Artificial intelligence (AI) is undergoing somewhat of a renaissance in the last few years. There’s been plenty of research into neural networks and other technologies, often based around teaching an AI system to achieve certain goals or targets. However, this method of training is fraught with danger, because just like in the movies – the computer doesn’t always play fair.
It’s often very much a case of the AI doing exactly what it’s told, rather than exactly what you intended. Like a devious child who will gladly go to bed in the literal sense, but will not actually sleep, this can cause unexpected, and often quite hilarious results. [Victoria] has created a master list of scholarly references regarding exactly this.
The list spans a wide range of cases. There’s the amusing evolutionary algorithm designed to create creatures capable of high-speed movement, which merely spawned very tall creatures that generated these speeds by falling over. More worryingly, there’s the AI trained to identify toxic and edible mushrooms, which simply picked up on the fact that it was presented with the two types in alternating order.

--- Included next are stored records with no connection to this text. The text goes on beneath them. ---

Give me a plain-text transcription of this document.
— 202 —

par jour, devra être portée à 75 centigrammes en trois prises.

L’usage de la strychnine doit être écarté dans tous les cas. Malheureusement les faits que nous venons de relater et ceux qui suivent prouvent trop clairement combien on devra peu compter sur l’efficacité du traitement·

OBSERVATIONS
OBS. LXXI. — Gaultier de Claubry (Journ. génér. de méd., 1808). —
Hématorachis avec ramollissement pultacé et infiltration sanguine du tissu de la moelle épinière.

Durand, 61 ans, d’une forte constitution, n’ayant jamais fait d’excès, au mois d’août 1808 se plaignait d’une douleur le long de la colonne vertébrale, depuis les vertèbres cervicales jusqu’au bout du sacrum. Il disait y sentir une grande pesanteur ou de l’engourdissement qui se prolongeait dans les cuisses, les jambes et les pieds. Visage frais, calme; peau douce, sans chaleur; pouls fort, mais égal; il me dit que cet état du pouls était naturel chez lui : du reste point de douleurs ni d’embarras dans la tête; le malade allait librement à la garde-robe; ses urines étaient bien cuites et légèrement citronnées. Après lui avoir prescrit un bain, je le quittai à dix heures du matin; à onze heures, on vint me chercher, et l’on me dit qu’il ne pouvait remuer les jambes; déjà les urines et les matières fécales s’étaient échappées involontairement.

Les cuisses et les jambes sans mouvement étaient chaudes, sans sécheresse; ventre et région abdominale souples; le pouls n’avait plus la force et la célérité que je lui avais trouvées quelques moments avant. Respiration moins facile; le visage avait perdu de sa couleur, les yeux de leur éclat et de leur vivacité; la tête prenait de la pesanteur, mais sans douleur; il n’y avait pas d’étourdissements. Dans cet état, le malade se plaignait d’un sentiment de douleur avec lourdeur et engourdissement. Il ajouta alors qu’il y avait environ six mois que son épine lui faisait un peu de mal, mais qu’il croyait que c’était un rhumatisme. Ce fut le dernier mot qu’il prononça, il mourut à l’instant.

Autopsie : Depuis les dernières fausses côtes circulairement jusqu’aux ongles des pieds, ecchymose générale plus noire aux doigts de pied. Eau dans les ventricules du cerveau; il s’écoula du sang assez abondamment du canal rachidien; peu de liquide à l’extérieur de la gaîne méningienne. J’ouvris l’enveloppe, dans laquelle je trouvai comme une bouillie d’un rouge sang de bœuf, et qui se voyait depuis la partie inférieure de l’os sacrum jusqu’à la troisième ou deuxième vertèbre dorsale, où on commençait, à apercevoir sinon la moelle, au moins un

This ended up being an unreliable model in the real world. Similarly, the model designed to assess malignancy of skin cancers determined that lesions photographed with rulers for scale were more likely to be cancerous.

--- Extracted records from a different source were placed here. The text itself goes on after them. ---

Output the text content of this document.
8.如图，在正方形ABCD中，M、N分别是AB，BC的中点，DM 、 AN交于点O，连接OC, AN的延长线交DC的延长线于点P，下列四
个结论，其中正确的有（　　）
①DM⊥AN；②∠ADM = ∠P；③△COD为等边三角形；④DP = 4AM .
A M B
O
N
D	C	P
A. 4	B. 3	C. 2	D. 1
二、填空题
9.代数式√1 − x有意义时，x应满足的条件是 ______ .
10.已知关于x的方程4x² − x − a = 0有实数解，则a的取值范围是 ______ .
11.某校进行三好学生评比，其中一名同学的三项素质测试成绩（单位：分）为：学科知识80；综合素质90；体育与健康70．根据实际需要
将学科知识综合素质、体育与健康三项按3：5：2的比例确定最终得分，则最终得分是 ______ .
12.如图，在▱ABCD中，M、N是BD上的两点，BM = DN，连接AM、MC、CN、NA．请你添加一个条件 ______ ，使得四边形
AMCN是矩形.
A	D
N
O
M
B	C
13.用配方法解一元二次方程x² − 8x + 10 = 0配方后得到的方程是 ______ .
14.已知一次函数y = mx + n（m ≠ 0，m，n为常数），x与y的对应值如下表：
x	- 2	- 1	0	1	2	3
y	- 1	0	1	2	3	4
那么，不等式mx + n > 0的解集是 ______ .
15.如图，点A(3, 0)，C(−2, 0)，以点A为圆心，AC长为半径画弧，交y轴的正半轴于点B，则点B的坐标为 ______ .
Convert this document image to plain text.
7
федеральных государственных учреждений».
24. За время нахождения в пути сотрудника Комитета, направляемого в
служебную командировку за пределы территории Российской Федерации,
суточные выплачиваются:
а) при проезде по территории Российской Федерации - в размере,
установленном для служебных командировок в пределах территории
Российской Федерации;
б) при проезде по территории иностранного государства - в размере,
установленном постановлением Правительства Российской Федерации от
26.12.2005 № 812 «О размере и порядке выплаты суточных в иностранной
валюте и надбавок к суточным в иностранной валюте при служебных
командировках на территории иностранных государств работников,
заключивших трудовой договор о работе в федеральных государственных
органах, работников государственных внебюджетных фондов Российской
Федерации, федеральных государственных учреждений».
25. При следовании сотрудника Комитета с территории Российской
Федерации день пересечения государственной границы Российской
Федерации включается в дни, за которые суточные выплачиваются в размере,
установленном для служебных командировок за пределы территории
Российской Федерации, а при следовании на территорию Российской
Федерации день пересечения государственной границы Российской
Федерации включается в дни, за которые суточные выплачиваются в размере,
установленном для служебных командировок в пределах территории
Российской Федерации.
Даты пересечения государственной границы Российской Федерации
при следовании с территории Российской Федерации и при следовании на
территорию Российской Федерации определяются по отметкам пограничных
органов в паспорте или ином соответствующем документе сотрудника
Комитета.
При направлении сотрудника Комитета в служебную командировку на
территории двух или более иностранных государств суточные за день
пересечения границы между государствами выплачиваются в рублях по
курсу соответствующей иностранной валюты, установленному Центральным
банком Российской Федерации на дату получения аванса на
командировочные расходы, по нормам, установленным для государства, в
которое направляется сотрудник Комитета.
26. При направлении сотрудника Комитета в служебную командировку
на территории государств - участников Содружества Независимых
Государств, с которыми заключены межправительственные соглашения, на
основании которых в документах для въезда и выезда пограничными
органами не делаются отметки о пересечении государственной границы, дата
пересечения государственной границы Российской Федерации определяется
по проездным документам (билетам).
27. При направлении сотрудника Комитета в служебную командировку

[Victoria] refers to this as “specification gaming”. One can draw parallels to classic sci-fi stories around the “Laws of Robotics”, where robots take such laws to their literal extremes, often causing great harm in the process. It’s an interesting discussion of the difficulty in training artificially intelligent systems to achieve their set goals without undesirable side effects.
We’ve seen plenty of work in this area before – like this use of evolutionary algorithms in circuit design.